Evlilik elden gidiyor
Eşinizle veya çocuğunuzla yaptığınız her konuşmanın sonunda illaki bir uzlaşmaya varmaya çalışmayın. Sallantıdaki ilişkiler için en ciddi risk bu çünkü. Evlilik elden gidiyor… Siz ev halkınızla uzlaşmaya çalışıyorsunuz! Niye risk? Uzlaşabilmek için ona -kendi doğrularınızı- dayattığınızı fark etmezsiniz bile! Siz uzlaşma gayreti içindeyken, sorun yaşadığınız kişi “yine yapıyor yapacağını… Kendi saçmalıklarını bana kabul ettirmeye çalışıyor” diye düşünür normal olarak. Niye normal olarak dedim? Ee onun doğruları da sizin için saçmalık da ondan! Ve en önemlisi eşinizin veya çocuğunuzun yerine düşünmeyin lütfen. Pek çok insan farkında olmadan karşısındakinin ne düşündüğünü bildiğini farz ederek yaşayıp gider. Örneğin soru sorarsınız işten gelince eşinize.

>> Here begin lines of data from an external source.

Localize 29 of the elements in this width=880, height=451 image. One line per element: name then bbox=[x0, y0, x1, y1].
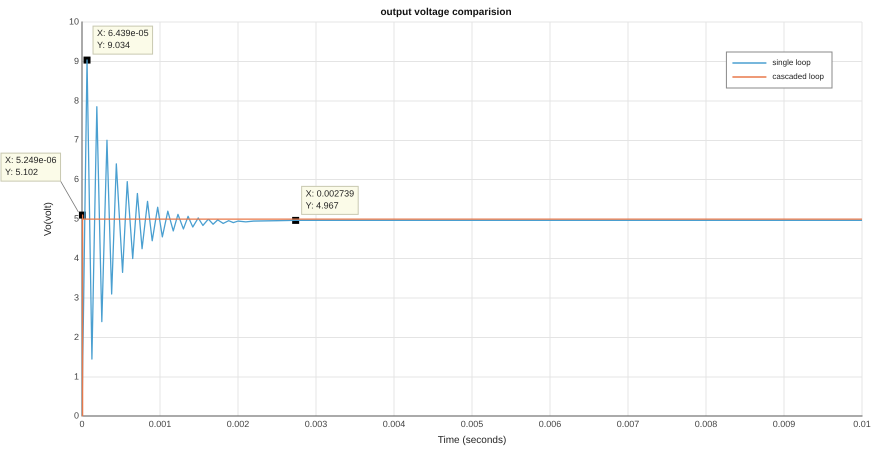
x-tick-label: 0.009 bbox=[772, 419, 796, 430]
annotation: X: 5.249e-06 Y: 5.102 bbox=[5, 155, 57, 178]
x-tick-label: 0.008 bbox=[694, 419, 718, 430]
legend-label: cascaded loop bbox=[772, 72, 825, 82]
y-tick-label: 4 bbox=[74, 253, 80, 264]
x-tick-label: 0.001 bbox=[148, 419, 172, 430]
y-tick-label: 5 bbox=[74, 214, 80, 224]
x-tick-label: 0.004 bbox=[382, 419, 406, 430]
x-tick-label: 0.01 bbox=[853, 419, 871, 430]
chart-title: output voltage comparision bbox=[380, 6, 512, 18]
y-tick-label: 3 bbox=[74, 292, 80, 302]
y-tick-label: 0 bbox=[74, 410, 80, 421]
x-tick-label: 0.003 bbox=[304, 419, 328, 430]
y-tick-label: 7 bbox=[74, 134, 80, 145]
annotation: X: 6.439e-05 Y: 9.034 bbox=[97, 28, 149, 50]
legend-label: single loop bbox=[772, 58, 812, 68]
y-tick-label: 1 bbox=[74, 371, 80, 382]
y-axis-title: Vo(volt) bbox=[42, 202, 54, 236]
x-tick-label: 0.002 bbox=[226, 419, 250, 430]
annotation: X: 0.002739 Y: 4.967 bbox=[306, 188, 354, 210]
x-axis-title: Time (seconds) bbox=[438, 434, 506, 446]
y-tick-label: 10 bbox=[68, 16, 80, 26]
y-tick-label: 2 bbox=[74, 332, 80, 342]
x-tick-label: 0.007 bbox=[616, 419, 640, 430]
x-tick-label: 0.006 bbox=[538, 419, 562, 430]
y-tick-label: 9 bbox=[74, 56, 80, 66]
y-tick-label: 6 bbox=[74, 174, 80, 184]
y-tick-label: 8 bbox=[74, 95, 80, 106]
x-tick-label: 0.005 bbox=[460, 419, 484, 430]
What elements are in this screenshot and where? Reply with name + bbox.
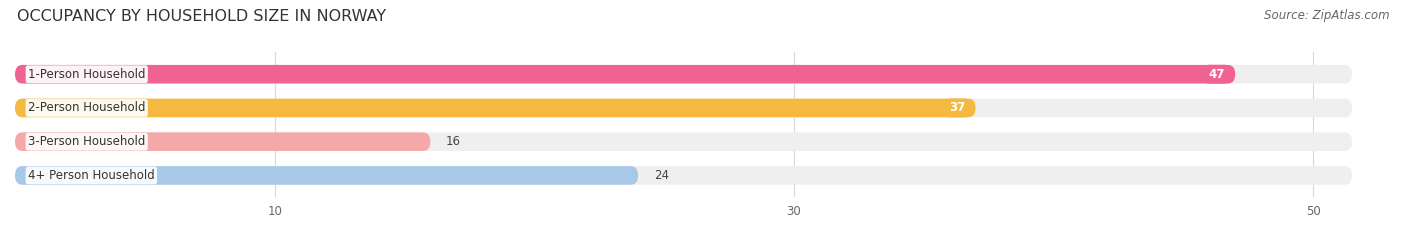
Text: Source: ZipAtlas.com: Source: ZipAtlas.com bbox=[1264, 9, 1389, 22]
Text: 37: 37 bbox=[949, 101, 965, 114]
Text: 3-Person Household: 3-Person Household bbox=[28, 135, 145, 148]
Text: 2-Person Household: 2-Person Household bbox=[28, 101, 145, 114]
FancyBboxPatch shape bbox=[15, 99, 1353, 117]
FancyBboxPatch shape bbox=[15, 166, 638, 185]
Text: 24: 24 bbox=[654, 169, 669, 182]
FancyBboxPatch shape bbox=[15, 132, 430, 151]
FancyBboxPatch shape bbox=[15, 65, 1236, 83]
Text: OCCUPANCY BY HOUSEHOLD SIZE IN NORWAY: OCCUPANCY BY HOUSEHOLD SIZE IN NORWAY bbox=[17, 9, 387, 24]
Text: 47: 47 bbox=[1209, 68, 1225, 81]
FancyBboxPatch shape bbox=[15, 99, 976, 117]
FancyBboxPatch shape bbox=[15, 132, 1353, 151]
Text: 1-Person Household: 1-Person Household bbox=[28, 68, 145, 81]
Text: 16: 16 bbox=[446, 135, 461, 148]
FancyBboxPatch shape bbox=[15, 166, 1353, 185]
FancyBboxPatch shape bbox=[15, 65, 1353, 83]
Text: 4+ Person Household: 4+ Person Household bbox=[28, 169, 155, 182]
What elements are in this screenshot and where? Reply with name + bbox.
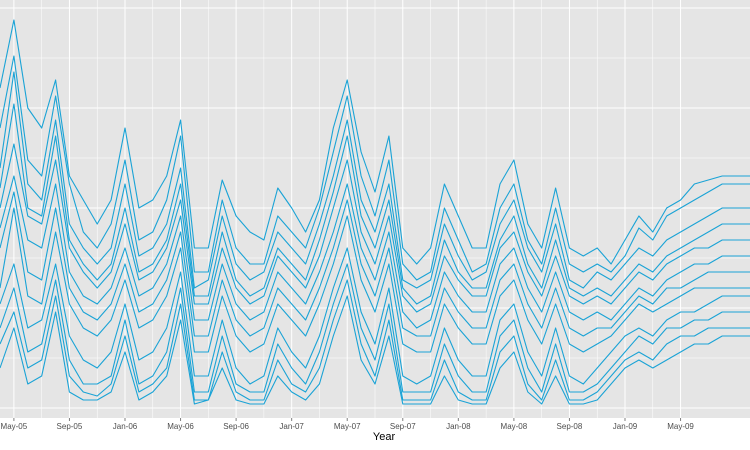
x-tick-label: Jan-08 xyxy=(446,422,471,431)
series-line-8 xyxy=(0,207,750,353)
series-line-9 xyxy=(0,247,750,385)
x-tick-label: Jan-09 xyxy=(613,422,638,431)
series-line-5 xyxy=(0,143,750,313)
x-tick-label: Jan-07 xyxy=(279,422,304,431)
series-line-1 xyxy=(0,19,750,265)
x-tick-label: Jan-06 xyxy=(113,422,138,431)
series-line-6 xyxy=(0,175,750,329)
series-line-12 xyxy=(0,295,750,405)
x-axis-title: Year xyxy=(373,431,396,443)
series-line-11 xyxy=(0,279,750,401)
x-tick-label: Sep-06 xyxy=(223,422,249,431)
series-line-2 xyxy=(0,55,750,281)
x-tick-label: May-08 xyxy=(501,422,528,431)
series-line-3 xyxy=(0,71,750,289)
series-line-10 xyxy=(0,263,750,393)
x-tick-label: May-09 xyxy=(667,422,694,431)
x-tick-label: May-07 xyxy=(334,422,361,431)
x-tick-label: May-06 xyxy=(167,422,194,431)
x-tick-label: Sep-07 xyxy=(390,422,416,431)
x-axis-ticks: May-05 Sep-05 Jan-06 May-06 Sep-06 Jan-07 May-… xyxy=(1,418,694,431)
series-line-7 xyxy=(0,191,750,337)
series-lines xyxy=(0,19,750,405)
x-tick-label: May-05 xyxy=(1,422,28,431)
x-tick-label: Sep-08 xyxy=(557,422,583,431)
x-tick-label: Sep-05 xyxy=(57,422,83,431)
series-line-4 xyxy=(0,103,750,305)
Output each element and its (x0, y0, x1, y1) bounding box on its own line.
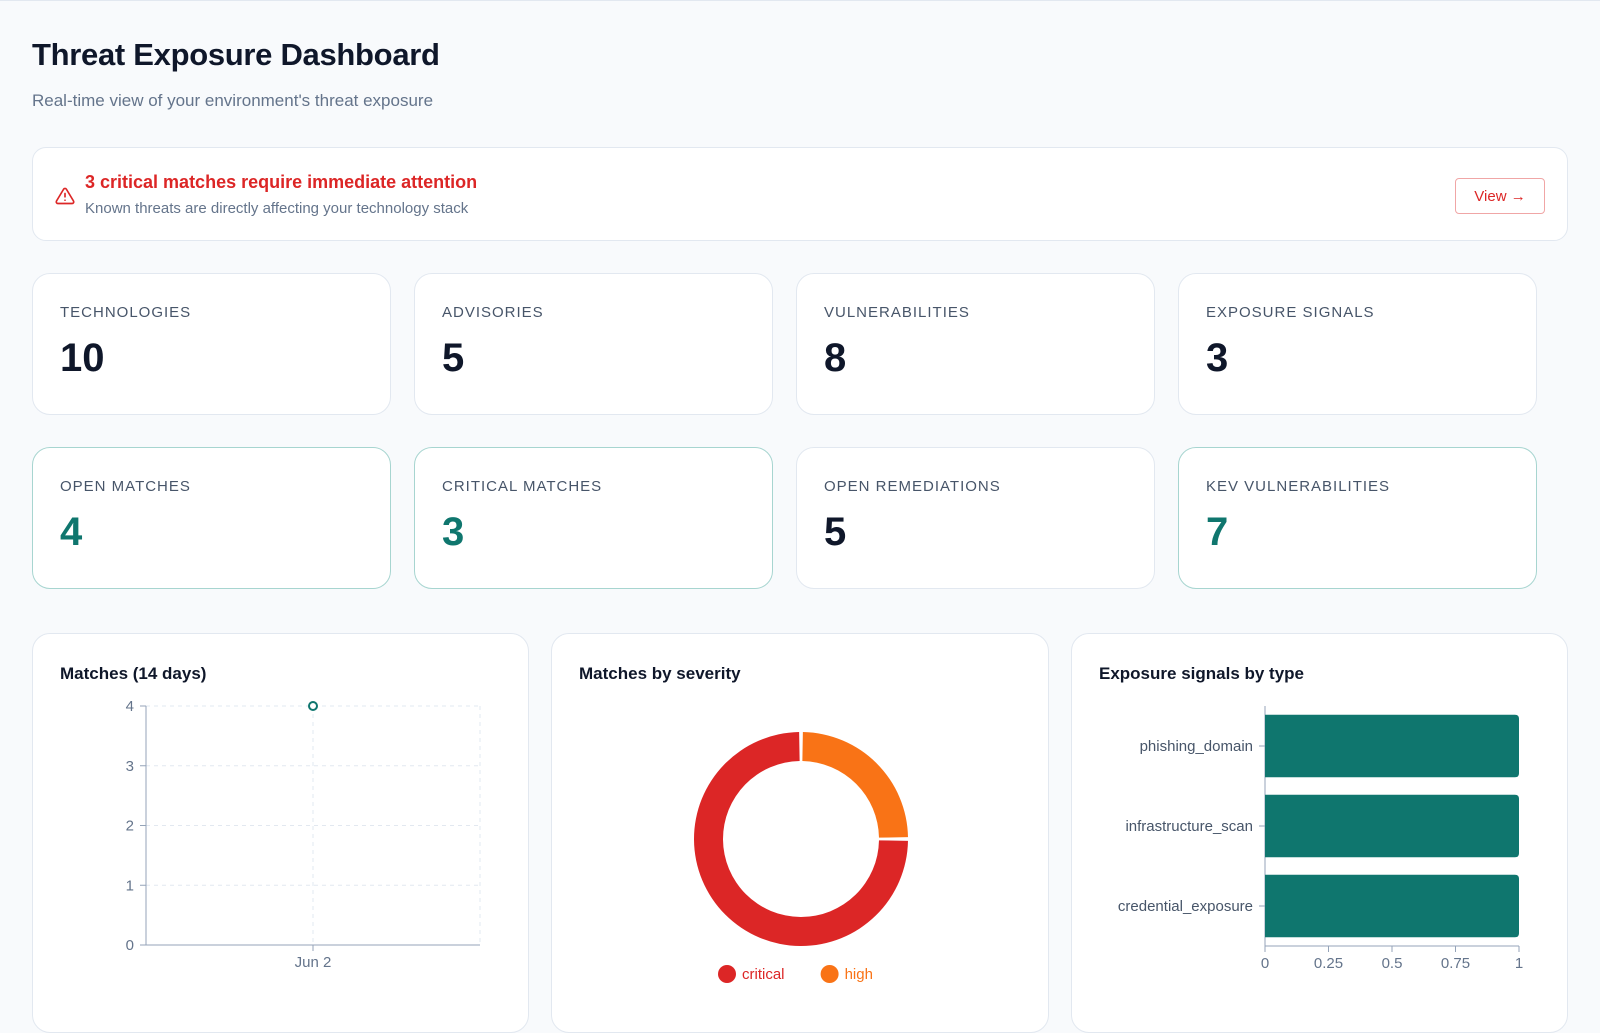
stat-card-kev-vulnerabilities[interactable]: KEV VULNERABILITIES 7 (1178, 447, 1537, 589)
chart-title: Matches by severity (579, 664, 741, 683)
stat-card-open-remediations[interactable]: OPEN REMEDIATIONS 5 (796, 447, 1155, 589)
matches-14-days-card: Matches (14 days) 0 1 2 3 4 Jun 2 (32, 633, 529, 1033)
stat-value: 4 (60, 510, 83, 554)
stat-value: 5 (824, 510, 847, 554)
stat-label: OPEN REMEDIATIONS (824, 478, 1001, 495)
stat-value: 5 (442, 336, 465, 380)
y-tick-label: 3 (126, 758, 134, 775)
legend-swatch-critical (718, 965, 736, 983)
page-subtitle: Real-time view of your environment's thr… (32, 91, 434, 110)
category-label: credential_exposure (1118, 898, 1253, 915)
legend-swatch-high (820, 965, 839, 983)
stat-value: 3 (442, 510, 465, 554)
stat-label: ADVISORIES (442, 304, 544, 321)
critical-alert-banner: 3 critical matches require immediate att… (32, 147, 1568, 241)
bar-phishing_domain (1265, 714, 1519, 778)
x-tick-label: 0.75 (1441, 955, 1470, 972)
stat-card-technologies[interactable]: TECHNOLOGIES 10 (32, 273, 391, 415)
warning-triangle-icon (55, 187, 75, 205)
chart-title: Matches (14 days) (60, 664, 207, 683)
legend-label-critical: critical (742, 966, 785, 983)
legend-label-high: high (845, 966, 873, 983)
stat-card-open-matches[interactable]: OPEN MATCHES 4 (32, 447, 391, 589)
stat-label: KEV VULNERABILITIES (1206, 478, 1391, 495)
stat-value: 8 (824, 336, 847, 380)
stat-value: 3 (1206, 336, 1229, 380)
bar-credential_exposure (1265, 874, 1519, 938)
page-title: Threat Exposure Dashboard (32, 37, 440, 72)
y-tick-label: 1 (126, 877, 134, 894)
severity-donut-chart: critical high (694, 732, 908, 983)
x-tick-label: 0 (1261, 955, 1269, 972)
x-tick-label: 0.25 (1314, 955, 1343, 972)
stat-label: EXPOSURE SIGNALS (1206, 304, 1375, 321)
alert-description: Known threats are directly affecting you… (85, 200, 469, 217)
matches-by-severity-card: Matches by severity critical high (551, 633, 1049, 1033)
category-label: infrastructure_scan (1125, 818, 1253, 835)
stat-value: 7 (1206, 510, 1229, 554)
chart-title: Exposure signals by type (1099, 664, 1305, 683)
stat-card-critical-matches[interactable]: CRITICAL MATCHES 3 (414, 447, 773, 589)
x-tick-label: 1 (1515, 955, 1523, 972)
x-tick-label: Jun 2 (295, 954, 332, 971)
stat-card-advisories[interactable]: ADVISORIES 5 (414, 273, 773, 415)
stat-label: OPEN MATCHES (60, 478, 191, 495)
exposure-bar-chart: 0 0.25 0.5 0.75 1 phishing_domain infrastructu… (1118, 706, 1523, 972)
exposure-signals-by-type-card: Exposure signals by type 0 0.25 0.5 0.75 1 ph… (1071, 633, 1568, 1033)
y-tick-label: 2 (126, 818, 134, 835)
matches-line-chart: 0 1 2 3 4 Jun 2 (126, 698, 481, 971)
slice-high (802, 732, 908, 838)
bar-infrastructure_scan (1265, 794, 1519, 858)
stat-card-exposure-signals[interactable]: EXPOSURE SIGNALS 3 (1178, 273, 1537, 415)
category-label: phishing_domain (1140, 738, 1253, 755)
stat-label: TECHNOLOGIES (60, 304, 192, 321)
stat-card-vulnerabilities[interactable]: VULNERABILITIES 8 (796, 273, 1155, 415)
stat-label: CRITICAL MATCHES (442, 478, 603, 495)
view-alert-button[interactable]: View → (1455, 178, 1545, 214)
x-tick-label: 0.5 (1382, 955, 1403, 972)
y-tick-label: 4 (126, 698, 134, 715)
stat-value: 10 (60, 336, 105, 380)
stat-label: VULNERABILITIES (824, 304, 970, 321)
y-tick-label: 0 (126, 937, 134, 954)
alert-title: 3 critical matches require immediate att… (85, 172, 478, 192)
data-point (308, 701, 318, 711)
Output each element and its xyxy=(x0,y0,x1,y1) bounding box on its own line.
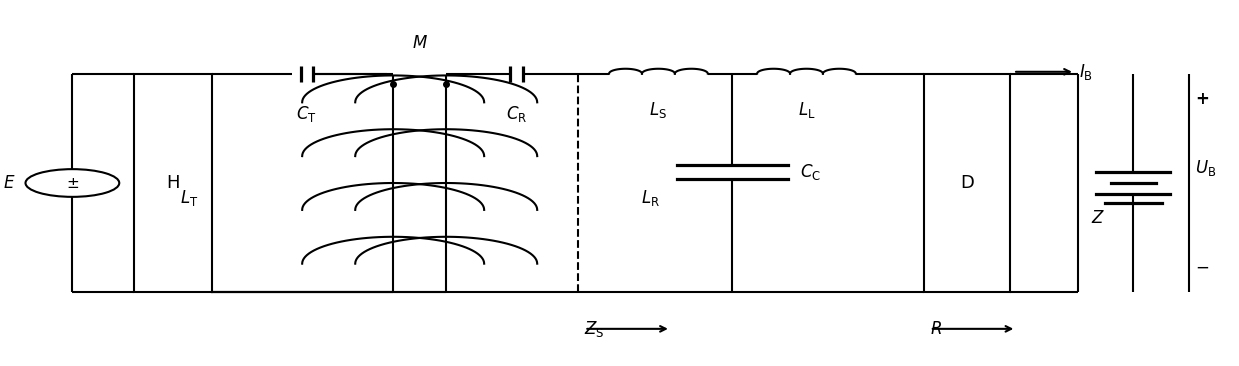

Cevap vermez. “Biliyorum… Sabahtan evden çıkarken bana kızmıştı, intikam alıyor benden.” diye düşündüğünüz an, onun aklını okuduğunuzu sandığınız andır. Ve kesin hata! Belki trafik yoğundu yoruldu… Belki ödeyemediği faturayı düşünüyor! Belki iş arkadaşının hastalığı onu rahatsız etti! Beyninden bin tane şey geçiyor olabilir. Öyleyse akıl okumadığınız her pozisyon, kesin olarak iyi anlaşacağınız güzel günlere biletsiz yolculuk gibidir! Akıl okumayın yeter! Birbirinizle keyifli ilişkiler kurmaya çalışın. Konuşun; ama problemlerinizi konuşmayın. Önce aranızda bitmeye yüz tutmuş diyaloğu kurtarın!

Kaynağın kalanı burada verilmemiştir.